Summer, for many, means baseball, hot dogs, and fireworks. But along with the longer days and more outdoor time comes an increased incidence of ocular injuries.
A teenage male reported to our clinic emergently one morning after experiencing a kickball injury the night before (Figure). After initially noting only a slight blur to his vision on the night of the injury, upon waking the following morning, the patient had only light perception vision in the affected eye, precipitating a very concerned call to us from his mother.

MYRIAD CONSEQUENCES
Ocular injuries, and specifically hyphemas, can have myriad visual consequences and complications.1-3 Two of the main sequelae in cases such as this are caused by increased IOP and corneal blood staining.
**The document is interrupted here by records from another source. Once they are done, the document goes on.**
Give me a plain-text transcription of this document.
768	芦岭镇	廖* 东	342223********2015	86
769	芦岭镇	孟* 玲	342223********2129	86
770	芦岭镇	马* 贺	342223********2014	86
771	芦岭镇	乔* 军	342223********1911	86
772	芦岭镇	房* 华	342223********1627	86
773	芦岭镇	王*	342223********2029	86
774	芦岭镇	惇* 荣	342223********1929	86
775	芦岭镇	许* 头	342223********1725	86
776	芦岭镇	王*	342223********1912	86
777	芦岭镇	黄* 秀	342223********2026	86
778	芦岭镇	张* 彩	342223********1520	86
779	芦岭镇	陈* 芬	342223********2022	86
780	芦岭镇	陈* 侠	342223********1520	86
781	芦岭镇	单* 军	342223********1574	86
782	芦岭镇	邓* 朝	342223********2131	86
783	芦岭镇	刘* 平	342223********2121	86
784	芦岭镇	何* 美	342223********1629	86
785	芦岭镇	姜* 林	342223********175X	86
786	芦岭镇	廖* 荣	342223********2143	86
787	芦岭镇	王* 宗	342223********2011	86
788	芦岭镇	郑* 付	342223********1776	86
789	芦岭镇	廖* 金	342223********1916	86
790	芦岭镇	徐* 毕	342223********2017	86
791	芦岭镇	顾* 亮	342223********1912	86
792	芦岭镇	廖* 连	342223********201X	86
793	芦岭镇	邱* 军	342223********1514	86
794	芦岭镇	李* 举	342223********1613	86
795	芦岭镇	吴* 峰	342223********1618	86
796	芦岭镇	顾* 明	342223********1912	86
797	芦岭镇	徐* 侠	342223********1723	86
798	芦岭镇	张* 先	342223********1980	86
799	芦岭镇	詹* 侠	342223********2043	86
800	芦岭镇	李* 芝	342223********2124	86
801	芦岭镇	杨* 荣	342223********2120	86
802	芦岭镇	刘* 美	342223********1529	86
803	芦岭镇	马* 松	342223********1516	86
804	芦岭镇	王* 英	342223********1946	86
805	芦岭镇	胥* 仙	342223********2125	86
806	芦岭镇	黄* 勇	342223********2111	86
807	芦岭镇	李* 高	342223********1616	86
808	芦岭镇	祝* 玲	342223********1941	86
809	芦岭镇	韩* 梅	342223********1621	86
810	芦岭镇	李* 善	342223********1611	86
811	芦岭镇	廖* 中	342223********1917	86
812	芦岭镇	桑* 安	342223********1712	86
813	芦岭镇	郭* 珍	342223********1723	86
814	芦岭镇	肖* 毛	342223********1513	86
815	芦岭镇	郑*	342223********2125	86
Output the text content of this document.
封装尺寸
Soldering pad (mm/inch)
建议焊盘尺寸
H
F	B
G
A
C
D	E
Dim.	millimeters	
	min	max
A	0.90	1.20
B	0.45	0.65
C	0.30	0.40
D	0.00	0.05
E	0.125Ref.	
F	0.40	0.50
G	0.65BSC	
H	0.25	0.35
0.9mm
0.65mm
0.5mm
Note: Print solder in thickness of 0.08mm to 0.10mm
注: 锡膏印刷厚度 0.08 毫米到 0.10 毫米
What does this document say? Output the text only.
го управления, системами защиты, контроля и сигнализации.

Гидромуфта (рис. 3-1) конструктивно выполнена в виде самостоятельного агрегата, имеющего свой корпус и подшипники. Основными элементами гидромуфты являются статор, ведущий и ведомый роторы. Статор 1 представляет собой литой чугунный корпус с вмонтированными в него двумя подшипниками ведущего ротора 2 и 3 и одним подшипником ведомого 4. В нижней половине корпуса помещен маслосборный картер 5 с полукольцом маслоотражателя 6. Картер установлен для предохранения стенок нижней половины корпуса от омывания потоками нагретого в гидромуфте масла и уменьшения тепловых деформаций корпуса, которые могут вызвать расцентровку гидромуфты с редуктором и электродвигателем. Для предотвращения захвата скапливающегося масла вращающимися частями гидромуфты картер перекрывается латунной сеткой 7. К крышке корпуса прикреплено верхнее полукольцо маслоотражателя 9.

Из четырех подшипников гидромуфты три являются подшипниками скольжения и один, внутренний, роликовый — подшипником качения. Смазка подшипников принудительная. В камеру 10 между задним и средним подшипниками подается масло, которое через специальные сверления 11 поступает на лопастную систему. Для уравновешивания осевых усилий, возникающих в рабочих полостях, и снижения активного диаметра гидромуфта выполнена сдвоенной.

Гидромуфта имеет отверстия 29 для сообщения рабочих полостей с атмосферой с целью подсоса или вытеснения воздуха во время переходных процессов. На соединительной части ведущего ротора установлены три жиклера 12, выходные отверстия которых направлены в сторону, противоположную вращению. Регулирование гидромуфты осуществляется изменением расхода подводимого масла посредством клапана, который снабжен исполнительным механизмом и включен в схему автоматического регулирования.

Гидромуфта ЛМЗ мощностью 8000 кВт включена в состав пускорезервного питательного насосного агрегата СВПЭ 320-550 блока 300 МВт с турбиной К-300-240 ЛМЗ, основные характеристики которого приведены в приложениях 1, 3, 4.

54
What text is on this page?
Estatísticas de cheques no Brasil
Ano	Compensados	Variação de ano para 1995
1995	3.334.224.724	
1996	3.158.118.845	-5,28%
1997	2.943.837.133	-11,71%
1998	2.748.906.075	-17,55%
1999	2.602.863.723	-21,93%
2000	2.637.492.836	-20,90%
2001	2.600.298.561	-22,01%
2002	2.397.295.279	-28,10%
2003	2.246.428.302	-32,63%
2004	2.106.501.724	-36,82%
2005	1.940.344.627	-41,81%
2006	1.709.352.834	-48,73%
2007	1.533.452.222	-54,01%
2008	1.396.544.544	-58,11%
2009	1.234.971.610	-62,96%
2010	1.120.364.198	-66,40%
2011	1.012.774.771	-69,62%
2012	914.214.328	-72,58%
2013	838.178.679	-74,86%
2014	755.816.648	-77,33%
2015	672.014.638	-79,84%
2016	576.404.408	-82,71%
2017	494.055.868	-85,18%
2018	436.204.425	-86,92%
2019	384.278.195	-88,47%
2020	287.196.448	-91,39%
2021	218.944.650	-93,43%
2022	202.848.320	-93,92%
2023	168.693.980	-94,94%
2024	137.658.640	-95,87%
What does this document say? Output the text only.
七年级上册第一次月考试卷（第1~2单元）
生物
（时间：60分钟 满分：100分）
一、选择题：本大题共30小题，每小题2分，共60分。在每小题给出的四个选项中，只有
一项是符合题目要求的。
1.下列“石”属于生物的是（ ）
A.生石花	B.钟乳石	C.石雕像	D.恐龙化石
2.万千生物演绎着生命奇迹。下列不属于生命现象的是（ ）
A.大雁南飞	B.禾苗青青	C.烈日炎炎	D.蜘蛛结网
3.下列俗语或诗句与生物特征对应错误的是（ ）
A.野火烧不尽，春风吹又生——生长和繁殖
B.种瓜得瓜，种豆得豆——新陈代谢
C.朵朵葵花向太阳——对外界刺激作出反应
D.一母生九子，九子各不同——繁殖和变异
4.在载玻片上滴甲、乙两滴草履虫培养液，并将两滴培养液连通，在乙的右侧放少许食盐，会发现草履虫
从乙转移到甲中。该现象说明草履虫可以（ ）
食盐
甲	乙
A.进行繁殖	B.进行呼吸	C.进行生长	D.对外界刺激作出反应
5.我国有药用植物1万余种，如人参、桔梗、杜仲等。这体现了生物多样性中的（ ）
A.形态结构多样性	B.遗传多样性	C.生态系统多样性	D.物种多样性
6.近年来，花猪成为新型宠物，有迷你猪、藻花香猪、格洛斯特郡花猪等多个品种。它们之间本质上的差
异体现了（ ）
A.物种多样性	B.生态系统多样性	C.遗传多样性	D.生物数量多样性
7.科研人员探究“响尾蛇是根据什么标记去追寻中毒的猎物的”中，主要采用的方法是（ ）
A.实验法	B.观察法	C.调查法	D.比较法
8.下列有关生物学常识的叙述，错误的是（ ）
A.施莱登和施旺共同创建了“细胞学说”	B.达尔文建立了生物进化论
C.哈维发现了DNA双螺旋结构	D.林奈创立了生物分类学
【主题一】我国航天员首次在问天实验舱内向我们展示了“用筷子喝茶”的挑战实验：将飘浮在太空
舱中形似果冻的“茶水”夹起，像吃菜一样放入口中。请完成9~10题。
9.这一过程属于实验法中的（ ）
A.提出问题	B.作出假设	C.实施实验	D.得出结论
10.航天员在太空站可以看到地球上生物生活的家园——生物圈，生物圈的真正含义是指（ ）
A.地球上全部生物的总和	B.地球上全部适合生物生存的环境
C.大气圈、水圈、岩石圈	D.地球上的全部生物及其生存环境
Approximately 30% of patients presenting with traumatic hyphema have elevated IOP.3 The pathophysiology behind this is rooted in obstruction of the trabecular meshwork by blood components.2,3 Increased IOP is seen in 10% of eyes with less than a 50% hyphema, 25% if there is greater than 50% hyphema, and 50% if the hyphema is complete.3 Late traumatic glaucoma may develop weeks to years after the initial injury. The incidence of late-onset glaucoma from hyphema ranges from 0% to 20%.2,3 There tend to be two periods of elevated IOP, first from 2 months to 2 years after injury, and again at around 10 to 15 years after injury.2 Corneal blood staining starts centrally and appears as a yellow hue in the deep stroma. Blood staining may also cause endothelial decompensation and amblyopia in young patients.2
Reasons to consider surgical consultation for traumatic hyphema include the following2:
- The patient has sickle cell disease or trait, and the mean IOP is greater than 24 mm Hg over the first 24 hours or, if treated, the IOP spikes repeatedly over 30 mm Hg;
- The treated IOP is greater than 60 mm Hg for 2 days;
- The treated IOP is greater than 25 mm Hg with a total hyphema for 5 days;
- There is corneal blood staining; or
- The hyphema fails to resolve to less than 50% of anterior chamber volume by 8 days.
COMPLETE RESOLUTION
This patient was treated with atropine and prednisolone acetate and was instructed to maintain vertical head posture, wear an eye shield, and restrict his activity. He returned to 20/20 VA in 1 weeks’ time with complete hyphema resolution and was then allowed to return to normal activity. His IOP remained normal throughout this process. He will continue to be monitored closely for further late onset complications.
As primary eye care providers, let’s all take the time this summer to remind our patients about the need for proper eye protection and the importance of urgent and emergent care by an eye care provider if and when accidents happen.